Technical Documentation

AmsterGammon Clock

Version 25.1210.04-JJ

A deep dive into the architecture, technology stack, and engineering challenges behind the offline-first Progressive Web App.

The Technology Stack

React (No Build Step)

Unlike typical React apps that use bundlers (Webpack/Vite), this app runs directly in the browser using React.createElement. This allows the app to be a single, transparent HTML file without complex compilation steps, making it easy to host and inspect.

Tailwind CSS (Runtime)

Styling is handled by the standalone tailwindcss.js script. This parses classes in the DOM at runtime, enabling rapid utility-first styling without a CSS preprocessor pipeline.

PWA & Service Workers

A custom sw.js ensures total offline capability. It caches the HTML engine and all local assets immediately upon load, allowing the app to function indefinitely without an internet connection.

Local Persistence

State management is tightly coupled with localStorage. Every clock tick, score change, and setting adjustment is serialized and saved, ensuring the match state survives hard refreshes or browser crashes.

Key Challenges & Solutions

1. The "Z-Index" Touch Target Bug

Challenge: On mid-sized screens (like laptops), the "Play/Pause" and "Game Status" buttons became partially unresponsive. The top or bottom halves of the buttons would not register clicks.

Solution: The massive player timers (scaled via viewport units) were actually rendering invisible bounding boxes that overlapped the control bar. We applied overflow-hidden to the player panels and forced the control bar to the top of the stack using relative z-20.

2. Extreme Typography Scaling

Challenge: The clock needs to look perfect on a generic narrow iPhone SE and a widescreen 27-inch 4K monitor. Standard media queries were insufficient for the massive font sizes required for readability.

Solution: We implemented CSS clamp() functions combining rem, vmin, and max limits. This ensures the text fluidly resizes based on the smallest viewport dimension while respecting minimum legibility standards.

3. Total Offline Independence

Challenge: Relying on Google Fonts or external CDNs breaks the app if a user tries to play without internet, or in a location with poor reception (e.g., a basement or airplane).

Solution: 1. Embedded Fonts: Fonts are converted to Base64 strings and injected directly into the PWA.
2. Inline SVGs: Instead of an icon library, all UI icons (Settings, Play, History) are drawn as inline SVG paths within the React code.

4. Browser Hardware Constraints

Challenge: Phones automatically go to sleep to save battery, but with a backgammon clock, the screen must stay on! Also, browsers block audio that plays automatically.

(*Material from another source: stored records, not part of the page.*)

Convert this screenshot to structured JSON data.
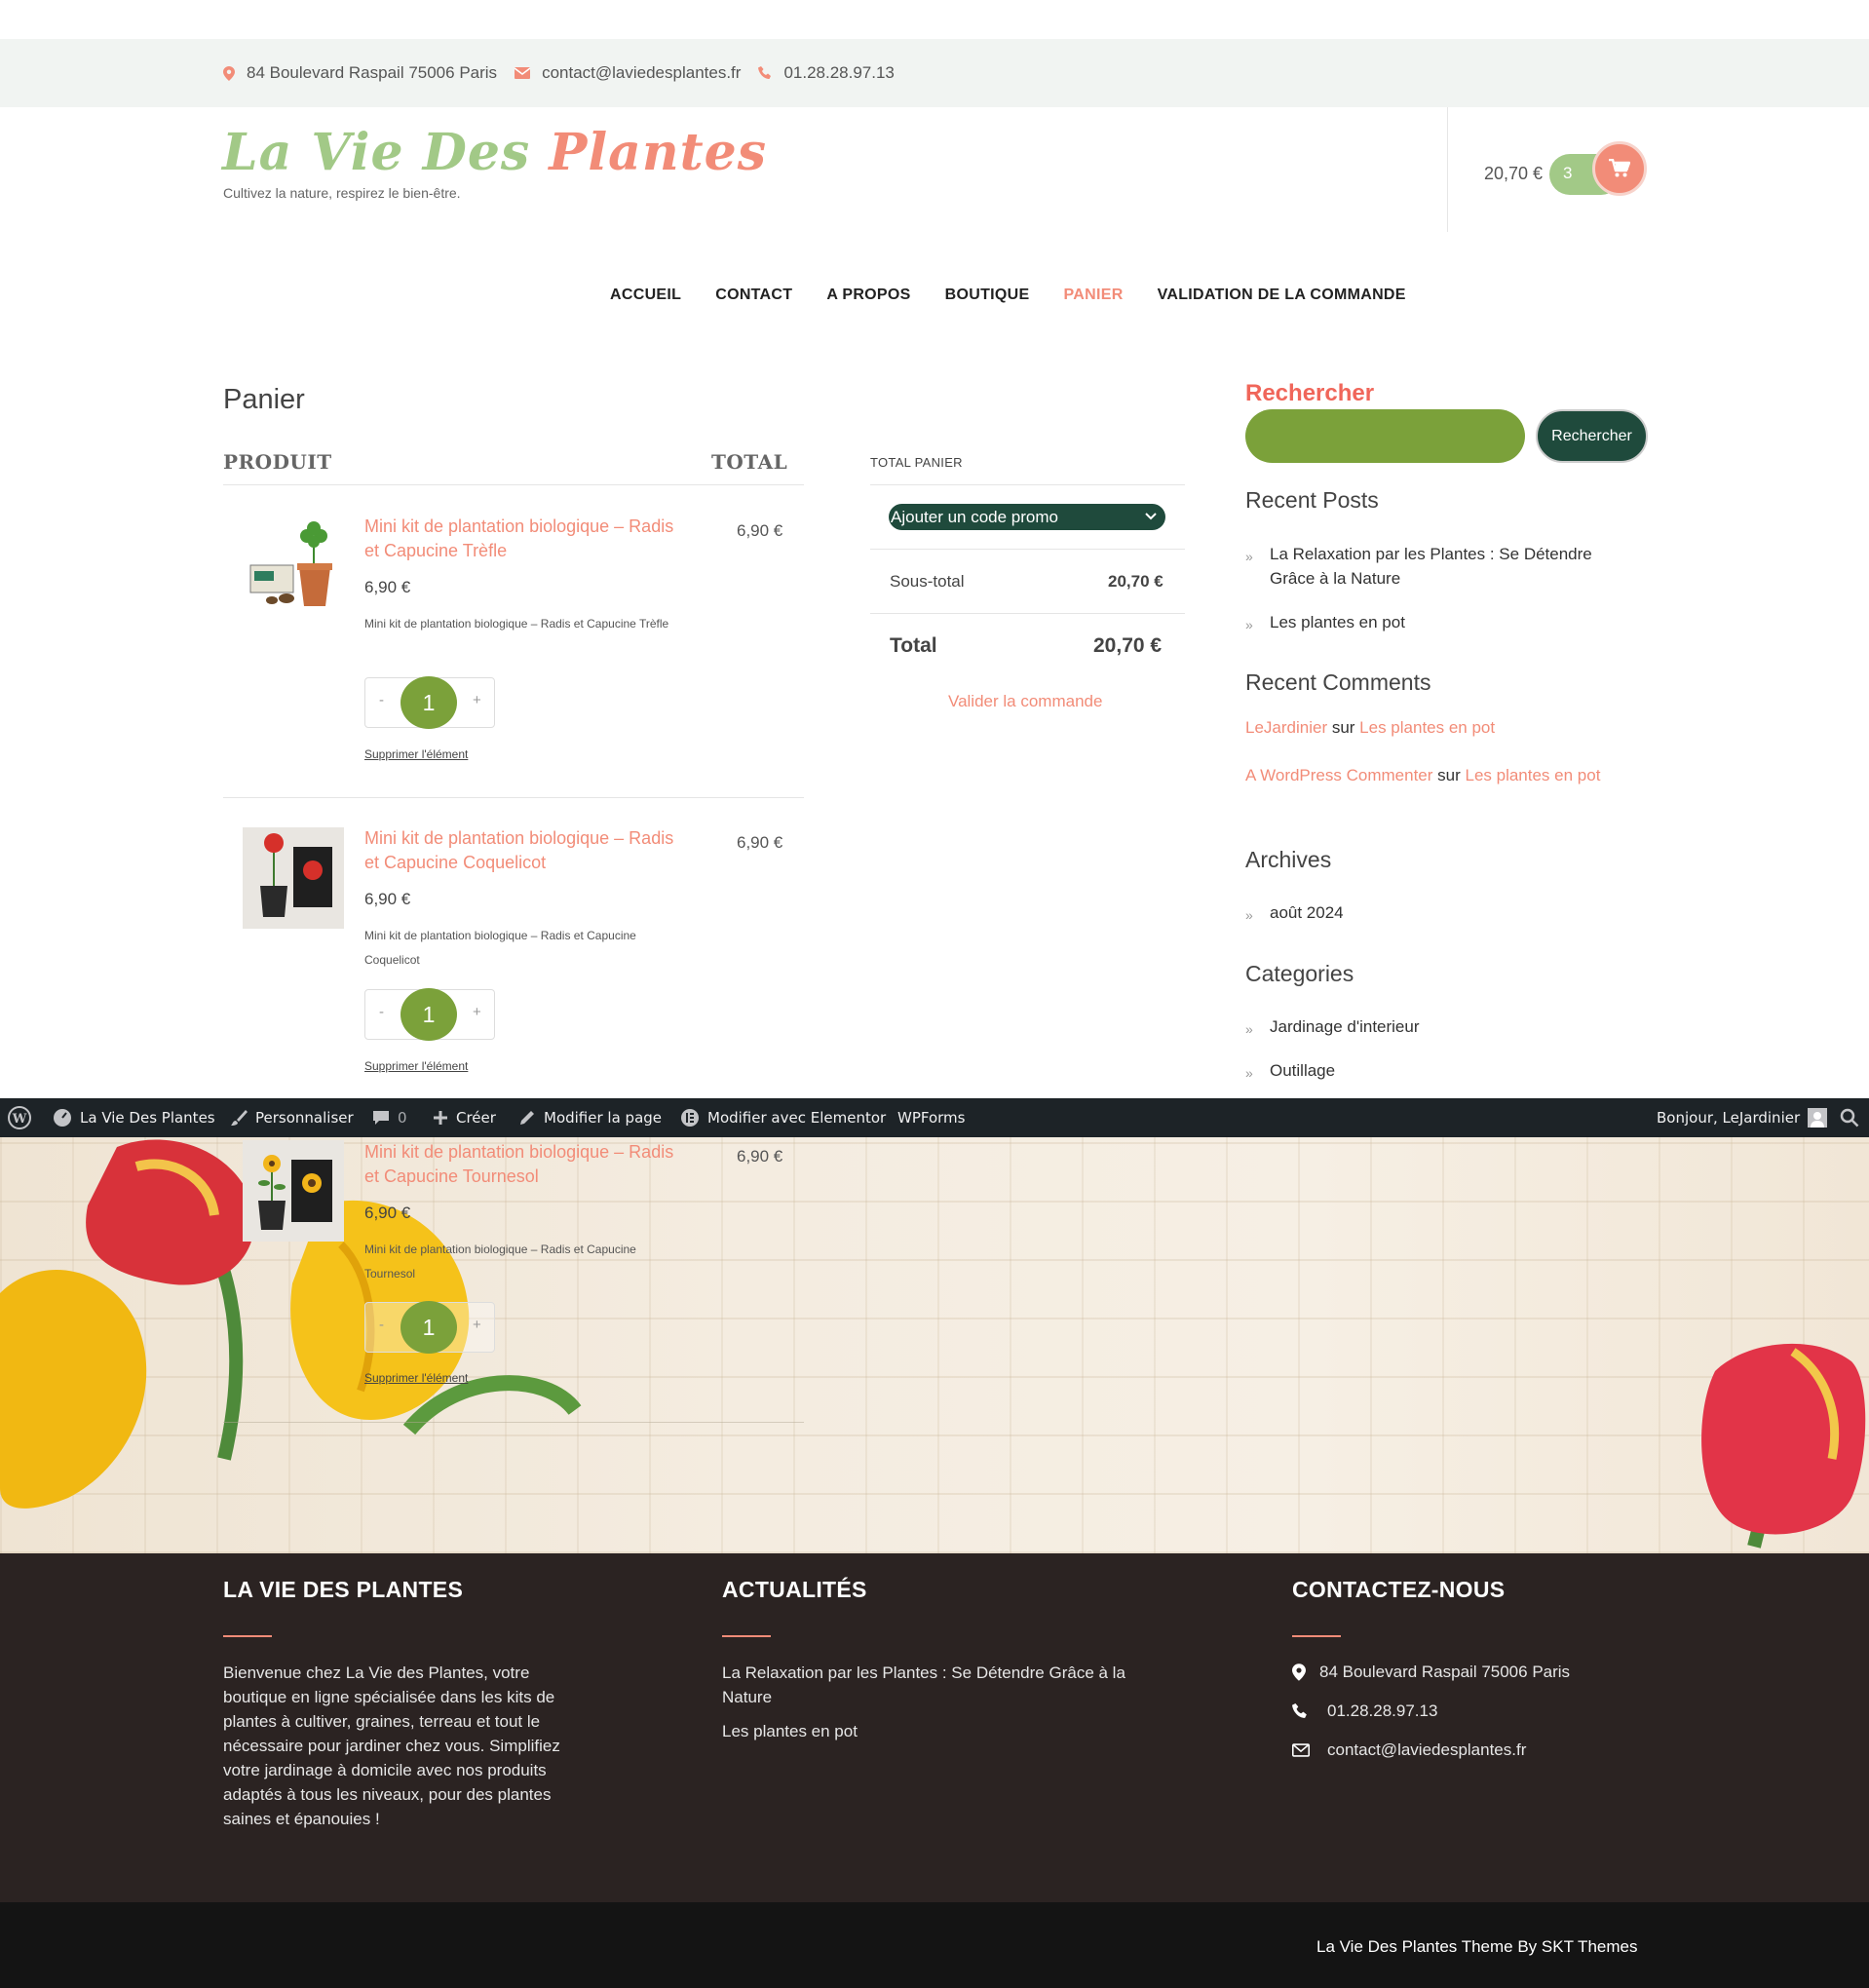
{
  "topbar": {
    "address": "84 Boulevard Raspail 75006 Paris",
    "email": "contact@laviedesplantes.fr",
    "phone": "01.28.28.97.13"
  },
  "header": {
    "logo_part1": "La Vie Des ",
    "logo_part2": "Plantes",
    "tagline": "Cultivez la nature, respirez le bien-être.",
    "cart_total": "20,70 €",
    "cart_count": "3"
  },
  "nav": {
    "items": [
      "ACCUEIL",
      "CONTACT",
      "A PROPOS",
      "BOUTIQUE",
      "PANIER",
      "VALIDATION DE LA COMMANDE"
    ],
    "active": "PANIER"
  },
  "cart": {
    "title": "Panier",
    "col_product": "PRODUIT",
    "col_total": "TOTAL",
    "items": [
      {
        "name": "Mini kit de plantation biologique – Radis et Capucine Trèfle",
        "price": "6,90 €",
        "description": "Mini kit de plantation biologique – Radis et Capucine Trèfle",
        "quantity": "1",
        "line_total": "6,90 €",
        "remove": "Supprimer l'élément",
        "minus": "-",
        "plus": "+"
      },
      {
        "name": "Mini kit de plantation biologique – Radis et Capucine Coquelicot",
        "price": "6,90 €",
        "description": "Mini kit de plantation biologique – Radis et Capucine Coquelicot",
        "quantity": "1",
        "line_total": "6,90 €",
        "remove": "Supprimer l'élément",
        "minus": "-",
        "plus": "+"
      },
      {
        "name": "Mini kit de plantation biologique – Radis et Capucine Tournesol",
        "price": "6,90 €",
        "description": "Mini kit de plantation biologique – Radis et Capucine Tournesol",
        "quantity": "1",
        "line_total": "6,90 €",
        "remove": "Supprimer l'élément",
        "minus": "-",
        "plus": "+"
      }
    ]
  },
  "totals": {
    "title": "TOTAL PANIER",
    "coupon": "Ajouter un code promo",
    "subtotal_label": "Sous-total",
    "subtotal": "20,70 €",
    "total_label": "Total",
    "total": "20,70 €",
    "checkout": "Valider la commande"
  },
  "sidebar": {
    "search_title": "Rechercher",
    "search_button": "Rechercher",
    "recent_posts_title": "Recent Posts",
    "recent_posts": [
      "La Relaxation par les Plantes : Se Détendre Grâce à la Nature",
      "Les plantes en pot"
    ],
    "recent_comments_title": "Recent Comments",
    "recent_comments": [
      {
        "author": "LeJardinier",
        "sep": " sur ",
        "post": "Les plantes en pot"
      },
      {
        "author": "A WordPress Commenter",
        "sep": " sur ",
        "post": "Les plantes en pot"
      }
    ],
    "archives_title": "Archives",
    "archives": [
      "août 2024"
    ],
    "categories_title": "Categories",
    "categories": [
      "Jardinage d'interieur",
      "Outillage"
    ]
  },
  "adminbar": {
    "site": "La Vie Des Plantes",
    "customize": "Personnaliser",
    "comments": "0",
    "create": "Créer",
    "edit_page": "Modifier la page",
    "elementor": "Modifier avec Elementor",
    "wpforms": "WPForms",
    "greeting": "Bonjour, LeJardinier"
  },
  "footer": {
    "col1_title": "LA VIE DES PLANTES",
    "col1_text": "Bienvenue chez La Vie des Plantes, votre boutique en ligne spécialisée dans les kits de plantes à cultiver, graines, terreau et tout le nécessaire pour jardiner chez vous. Simplifiez votre jardinage à domicile avec nos produits adaptés à tous les niveaux, pour des plantes saines et épanouies !",
    "col2_title": "ACTUALITÉS",
    "col2_links": [
      "La Relaxation par les Plantes : Se Détendre Grâce à la Nature",
      "Les plantes en pot"
    ],
    "col3_title": "CONTACTEZ-NOUS",
    "address": "84 Boulevard Raspail 75006 Paris",
    "phone": "01.28.28.97.13",
    "email": "contact@laviedesplantes.fr",
    "copyright": "La Vie Des Plantes Theme By SKT Themes"
  },
  "colors": {
    "accent": "#f28c78",
    "green": "#7ba13a",
    "dark_green": "#1f4a3c",
    "logo_green": "#a2c987",
    "footer_bg": "#2b2322"
  }
}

Solution: We integrated the Screen Wake Lock API to keep the device awake while the clock runs. For audio, the AudioContext is initialized strictly upon the first user interaction (clicking "Play"), ensuring beeps play reliably thereafter.

5. Data Portability

Challenge: Users requested the ability to transfer their custom match presets and settings (fonts, colors) between devices, or simply backup their configuration.

Solution: We implemented a purely client-side backup system. For Export, we use the Blob and URL.createObjectURL APIs to generate a downloadable JSON file on the fly. For Import, a FileReader parses the uploaded file and immediately injects the data into the app's React state and LocalStorage.